If a company started offering double or triple thick 30 gallon water heaters and advertised them to be used in pairs I bet they would sell like hot cakes. At the very least the diy market would eat them up. Easy to move and install, save money not paying a plumber, and they will last longer. And when one starts to leak you valve it off and use the other alone while you replace the other. Never go without hot water.


You know what does last forever? Commercial haet exchangers. You know the 8" steel pipes with a copper coil in them to be used with a boiler. Last I knew boilers still lasted a couple decades.

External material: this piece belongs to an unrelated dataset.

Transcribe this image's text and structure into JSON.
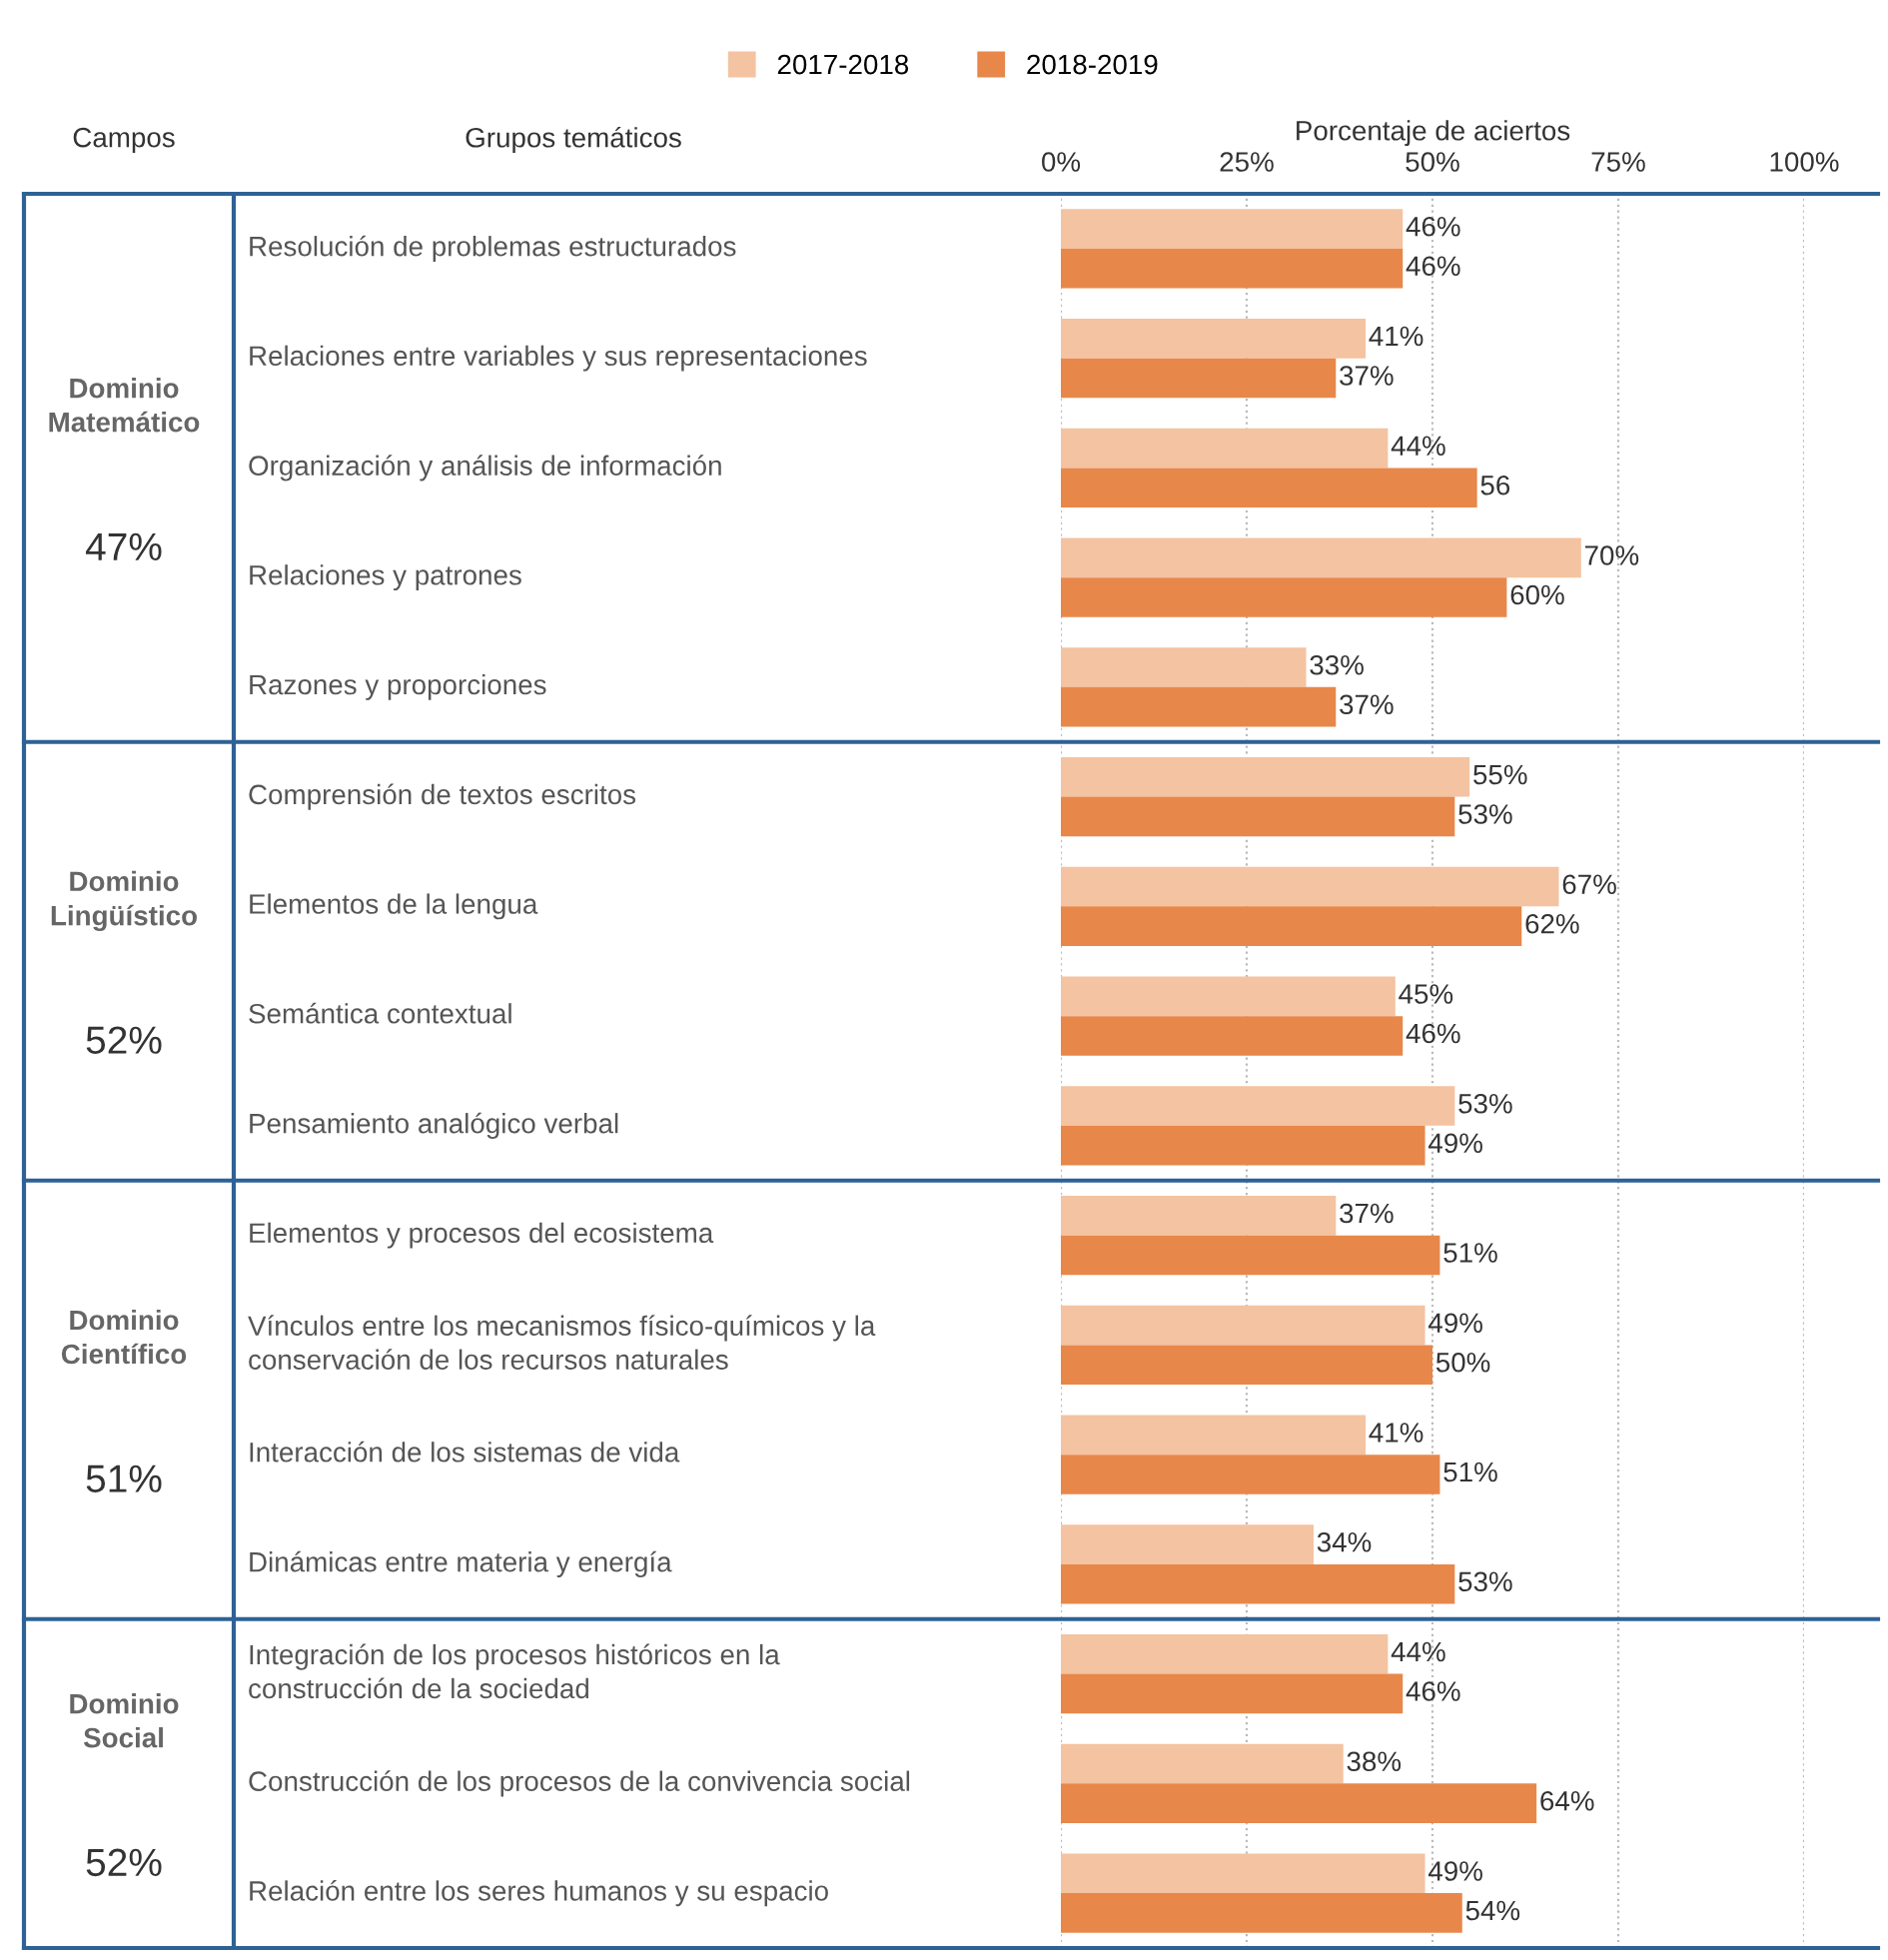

https://www.boilersupplies.com/bell...ssett-water-to-water-u-tube-heat-exchanger/25


----------



## skoronesa (Oct 27, 2015)

Or find an old copper one 


https://www.ebay.com/itm/254237661128


----------



## Dpeckplb (Sep 20, 2013)

Oldest water heater 1957, oldest boiler 1923. I have pictures of the boiler somewhere. I’ll try and find


----------



## MASTRPLUMB (Mar 22, 2019)

Back in the 80's I changed out at two different homes, two HOYT'S, 
with 4 digit serial numbers copper tanks not leaking but the gas controls 
were bad and not replaceable because too old,
on the first one I called the factory they said parts could not be replaced :sad2:


----------